- Born: 23 May 1938 Moscow, Russian SFSR, USSR
- Died: 22 May 2017 (aged 78) Moscow, Russian Federation

= Vladimir Pereturin =

Russian footballer (1938-2017)

Vladimir Ivanovich Pereturin (Владимир Иванович Перетурин; 23 May 1938, Moscow – 22 May 2017, Moscow) was a Russian Soviet football player. He was winner of the Spartakiad of Peoples of the RSFSR (1959) and Master of Sports of the USSR.

He was best known as a TV commentator and host of 'Football Review' and 'Goal!'

== Biography ==
In 1955 Pereturin graduated from the Moscow 49th high school FONO (Frunze Board of Education). He started playing in the youth school of FC Dynamo Moscow. In 1956 head coach Mikhail Yakushin sent him to Dynamo reserves team, in which he played for two years. From 1959 to 1967 he played on a professional level, including 25 appearances in the Top League.

Pereturin won the football tournament at the Spartakiad of Peoples of the RSFSR in 1959.

After retiring as a player, Pereturin became a commentator. He covered all major football competitions and the Olympics. From November 1980 Pereturin was a host and main author of Football Review for 19 years, during which more than 900 episodes were created. Pereturin won the Sagittarius award for best sportscaster in 1997.

In 1998, he suffered a stroke. Two months after, he was back on the air with Football Review, but in late 1999 the show was cancelled and replaced with Football Time, presented by rival Viktor Gusev. Until 2003 Pereturin worked as a commentator on Channel One, but for the last three years of collaboration he was almost uninvolved. In 2003 he was dismissed from the editorial board and from the channel altogether.
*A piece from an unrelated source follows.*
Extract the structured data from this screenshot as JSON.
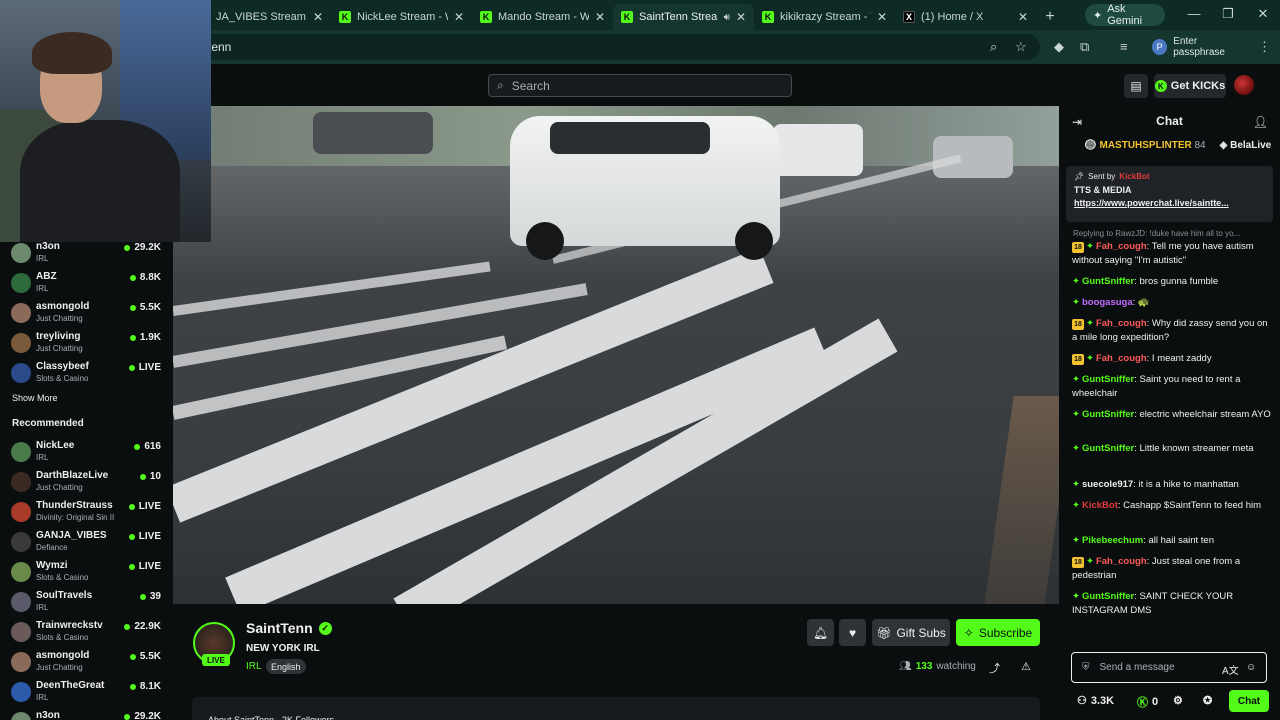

From 1994 to 2003 he was also a member of the executive committee of the Russian Football Union and headed the committee on public relations and fair play.

Since March 2011 and until March 2012, after more than a ten-year hiatus, he led Football Review on the Internet portal of the 'Sovetsky Sport' newspaper. In the spring of 2012 he suffered a second stroke.

In August 2014 Vladimir Pereturin urged to abandon the Russian FIFA World Cup 2018 due to lack of money.

He died on 22 May 2017 in his native Moscow.